19. A time-of-flight mass spectrometer as claimed in claims 1, wherein said predetermined value is determined by previous experiment as being the highest ion-arrival rate at which the ratio of ion counts at that electrode and a smaller electrode remain substantially constant after correction of at least the data associated with the larger electrode using a dead-time correction algorithm.

20. A method of time-of-flight mass spectrometry comprising the steps of:

repetitively generating bunches of ions from a sample being analyzed;

accelerating at least some of the ions comprised in each of said bunches so that they have substantially the same component of kinetic energy along an axis (25) and allowing them to separate in time according to their mass-to-charge ratios during their subsequent passage through a drift region (24) along said axis (25);

detecting at least some of said ions after they have passed through said drift region (24);

determining for each of those ions so detected their transit times through said drift region (24); and

determining the number of ions having one or more selected transit times;

said method characterised in that:

the step of detecting at least some of said ions comprises allowing said ions, or particles generated therefrom, impinging on at least two collection electrodes (36,38;39) of different effective areas, each of which having associated therewith separate means (28) for registering the arrival of a said ion, each said collection electrode (36,38;39) and its associated means for registering (28) having a deadtime consequent upon an earlier ion arrival during which it cannot register another ion arrival; and

the step of determining the number of ions having one or more selected transit times comprises counting the number of ion arrivals registered at a said selected transit time at one or more electrodes including the largest of said collection electrodes (36,38;39) for which the ion arrival rate at that selected transit time does not exceed a predetermined value-above which the presence of said deadtime would result in a significant error in the number of ions counted.
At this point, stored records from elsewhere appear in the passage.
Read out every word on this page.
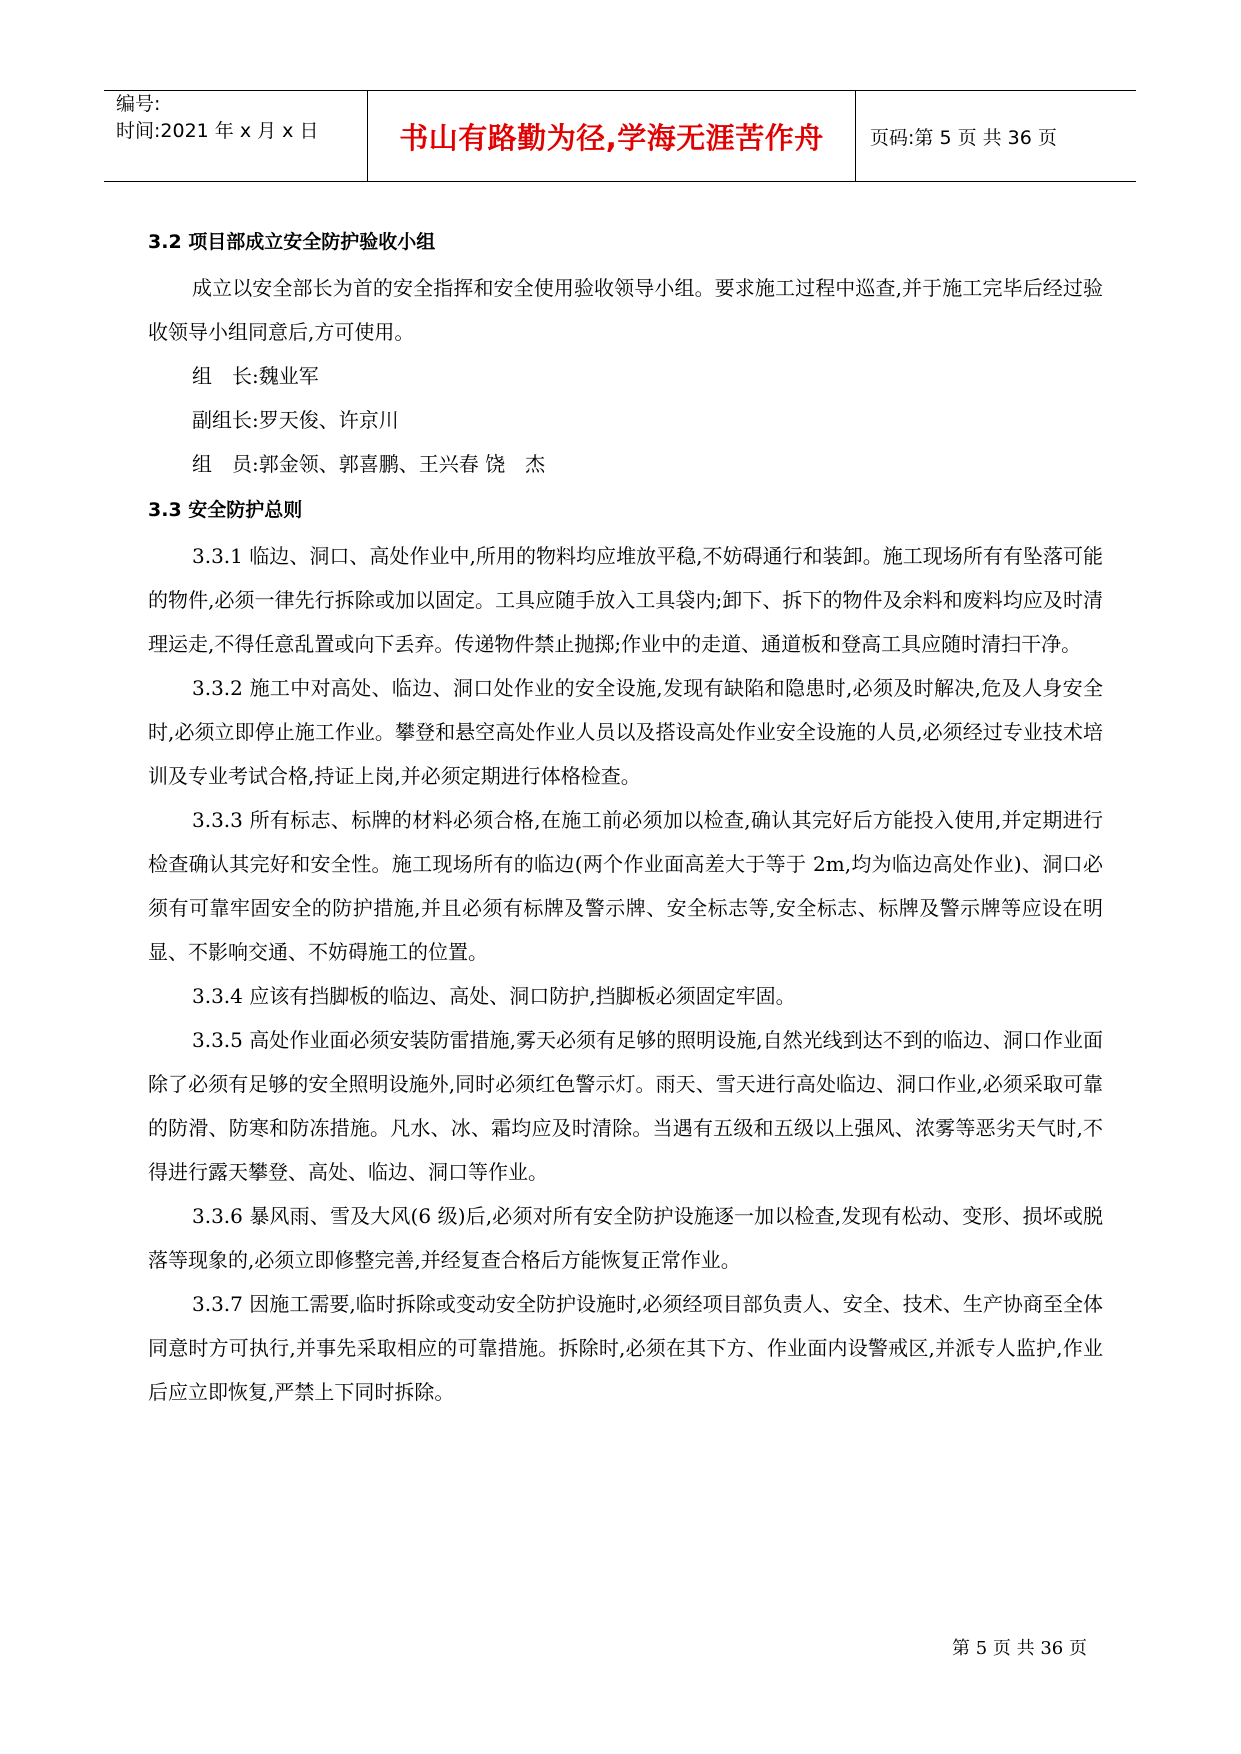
编号:
时间:2021 年 x 月 x 日	书山有路勤为径,学海无涯苦作舟	页码:第 5 页 共 36 页

3.2 项目部成立安全防护验收小组

成立以安全部长为首的安全指挥和安全使用验收领导小组。要求施工过程中巡查,并于施工完毕后经过验收领导小组同意后,方可使用。

组　长:魏业军

副组长:罗天俊、许京川

组　员:郭金领、郭喜鹏、王兴春 饶　杰

3.3 安全防护总则

3.3.1 临边、洞口、高处作业中,所用的物料均应堆放平稳,不妨碍通行和装卸。施工现场所有有坠落可能的物件,必须一律先行拆除或加以固定。工具应随手放入工具袋内;卸下、拆下的物件及余料和废料均应及时清理运走,不得任意乱置或向下丢弃。传递物件禁止抛掷;作业中的走道、通道板和登高工具应随时清扫干净。

3.3.2 施工中对高处、临边、洞口处作业的安全设施,发现有缺陷和隐患时,必须及时解决,危及人身安全时,必须立即停止施工作业。攀登和悬空高处作业人员以及搭设高处作业安全设施的人员,必须经过专业技术培训及专业考试合格,持证上岗,并必须定期进行体格检查。

3.3.3 所有标志、标牌的材料必须合格,在施工前必须加以检查,确认其完好后方能投入使用,并定期进行检查确认其完好和安全性。施工现场所有的临边(两个作业面高差大于等于 2m,均为临边高处作业)、洞口必须有可靠牢固安全的防护措施,并且必须有标牌及警示牌、安全标志等,安全标志、标牌及警示牌等应设在明显、不影响交通、不妨碍施工的位置。

3.3.4 应该有挡脚板的临边、高处、洞口防护,挡脚板必须固定牢固。

3.3.5 高处作业面必须安装防雷措施,雾天必须有足够的照明设施,自然光线到达不到的临边、洞口作业面除了必须有足够的安全照明设施外,同时必须红色警示灯。雨天、雪天进行高处临边、洞口作业,必须采取可靠的防滑、防寒和防冻措施。凡水、冰、霜均应及时清除。当遇有五级和五级以上强风、浓雾等恶劣天气时,不得进行露天攀登、高处、临边、洞口等作业。

3.3.6 暴风雨、雪及大风(6 级)后,必须对所有安全防护设施逐一加以检查,发现有松动、变形、损坏或脱落等现象的,必须立即修整完善,并经复查合格后方能恢复正常作业。

3.3.7 因施工需要,临时拆除或变动安全防护设施时,必须经项目部负责人、安全、技术、生产协商至全体同意时方可执行,并事先采取相应的可靠措施。拆除时,必须在其下方、作业面内设警戒区,并派专人监护,作业后应立即恢复,严禁上下同时拆除。

第 5 页 共 36 页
21. A method of time-of-flight mass spectrometry as claimed in claim 20, further comprising the step of determining the largest electrode for which the ion arrival rate at said selected transit time does not exceed a predetermined value above which the presence of said deadtime would result in significant errors in the number of ion arrivals registered at that electrode, by predicting the ion-arrival rate at the electrodes from a measurement of the ion-arrival rate at a smaller electrode, and selecting the largest of said electrodes for which the ion-arrival rate so predicted does not exceed said predetermined value for that electrode.
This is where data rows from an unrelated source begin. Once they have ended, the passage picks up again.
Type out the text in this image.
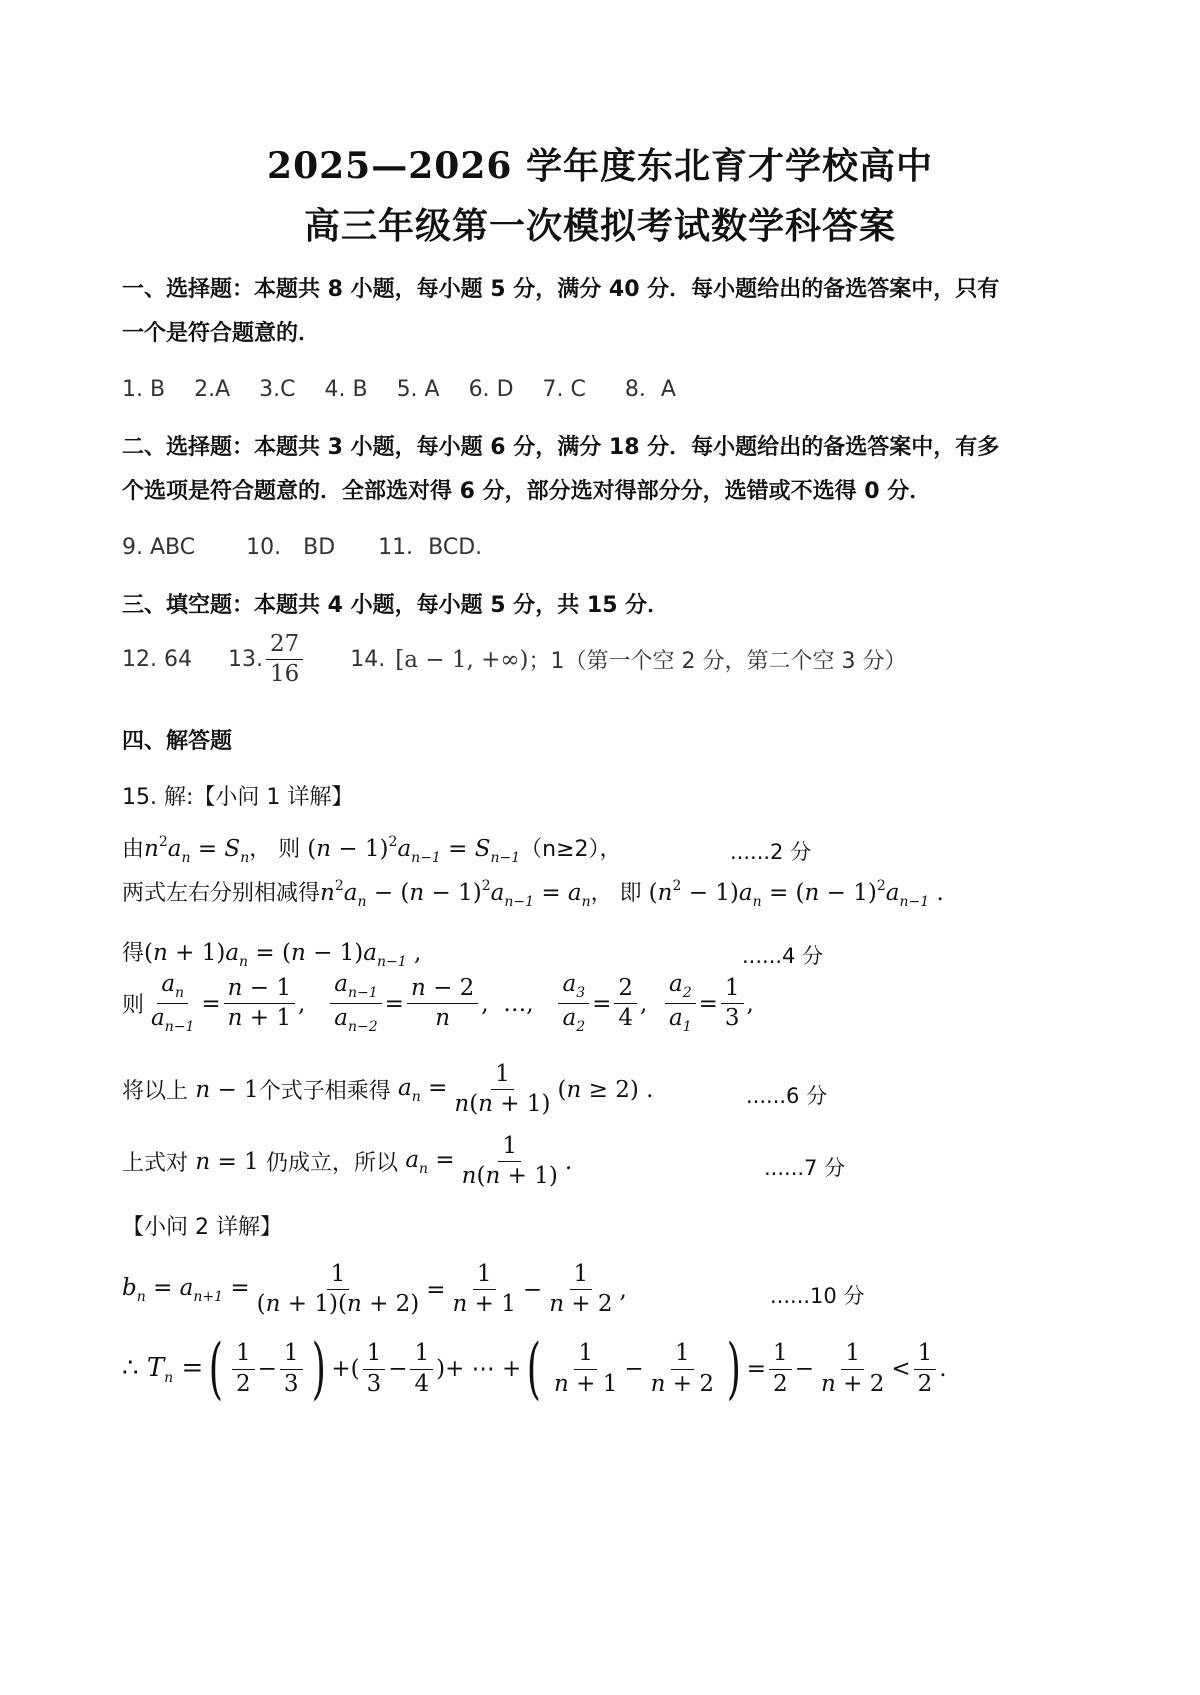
2025—2026 学年度东北育才学校高中
高三年级第一次模拟考试数学科答案
一、选择题：本题共 8 小题，每小题 5 分，满分 40 分．每小题给出的备选答案中，只有
一个是符合题意的．
1. B 2.A 3.C 4. B 5. A 6. D 7. C 8．A
二、选择题：本题共 3 小题，每小题 6 分，满分 18 分．每小题给出的备选答案中，有多
个选项是符合题意的．全部选对得 6 分，部分选对得部分分，选错或不选得 0 分．
9. ABC 10.　BD 11．BCD.
三、填空题：本题共 4 小题，每小题 5 分，共 15 分．
12. 64 13. $\frac{27}{16} 14$. [a − 1, +∞) ；1（第一个空 2 分，第二个空 3 分）
四、解答题
15. 解:【小问 1 详解】
由$n^2a_n = S_n$， 则 $(n - 1)^2a_{n-1} = S_{n-1}(n\ge 2)$，	......2 分
两式左右分别相减得$n^2a_n - (n - 1)^2a_{n-1} = a_n$， 即 $(n^2 - 1)a_n = (n - 1)^2a_{n-1}$ .
得$(n + 1)a_n = (n - 1)a_{n-1}$ ,	......4 分
则 $\frac{a_n}{a_{n-1}} = \frac{n - 1}{n + 1}$ , $\frac{a_{n-1}}{a_{n-2}} = \frac{n - 2}{n}$ ,  …, $\frac{a_3}{a_2} = \frac{2}{4}$ , $\frac{a_2}{a_1} = \frac{1}{3}$ ,
将以上 n − 1 个式子相乘得 $a_n = \frac{1}{n(n + 1)} (n \ge 2)$ .	......6 分
上式对 n = 1 仍成立，所以 $a_n = \frac{1}{n(n + 1)}$ .	......7 分
【小问 2 详解】
$b_n = a_{n+1} = \frac{1}{(n + 1)(n + 2)} = \frac{1}{n + 1} - \frac{1}{n + 2}$ ,	......10 分
∴ $T_n$ = ( $\frac{1}{2} - \frac{1}{3}$ ) +( $\frac{1}{3} - \frac{1}{4}$ )+ ⋯ + ( $\frac{1}{n + 1} - \frac{1}{n + 2}$ ) = $\frac{1}{2} - \frac{1}{n + 2} < \frac{1}{2}$ .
22. A method of time-of-flight mass spectrometry as claimed in claim 20, further comprising the step of determining the largest electrode for which the ion arrival rate at said selected transit time does not exceed a predetermined value above which the presence of said deadtime would result in significant errors in the number of ion arrivals registered at that electrode, by calculating the true ion-arrival rate at each electrode using a dead-time correction algorithm and selecting the largest of said electrodes for which the ion-arrival rate so calculated does not exceed said predetermined value for that electrode.

23. A method of time-of-flight mass spectrometry as claimed in claim 20, wherein said predetermined value is that value beyond which said dead-time correction algorithm indicates that correction cannot be made to a desired degree of accuracy.

24. A method of time-of-flight mass spectrometry as claimed in claim 20, wherein said predetermined value is determined by previous experiment to be the highest ion-arrival rate at which the ratio of ion counts at that electrode and a smaller electrode remain substantially constant.

25. A method of time-of-flight mass spectrometry as claimed in claim 20, wherein said predetermined value is determined by previous experiment to be the highest ion-arrival rate at which the ratio of ion counts at that electrode and a smaller electrode remain substantially constant after correction of at least the data associated with the larger electrode using a dead-time correction algorithm.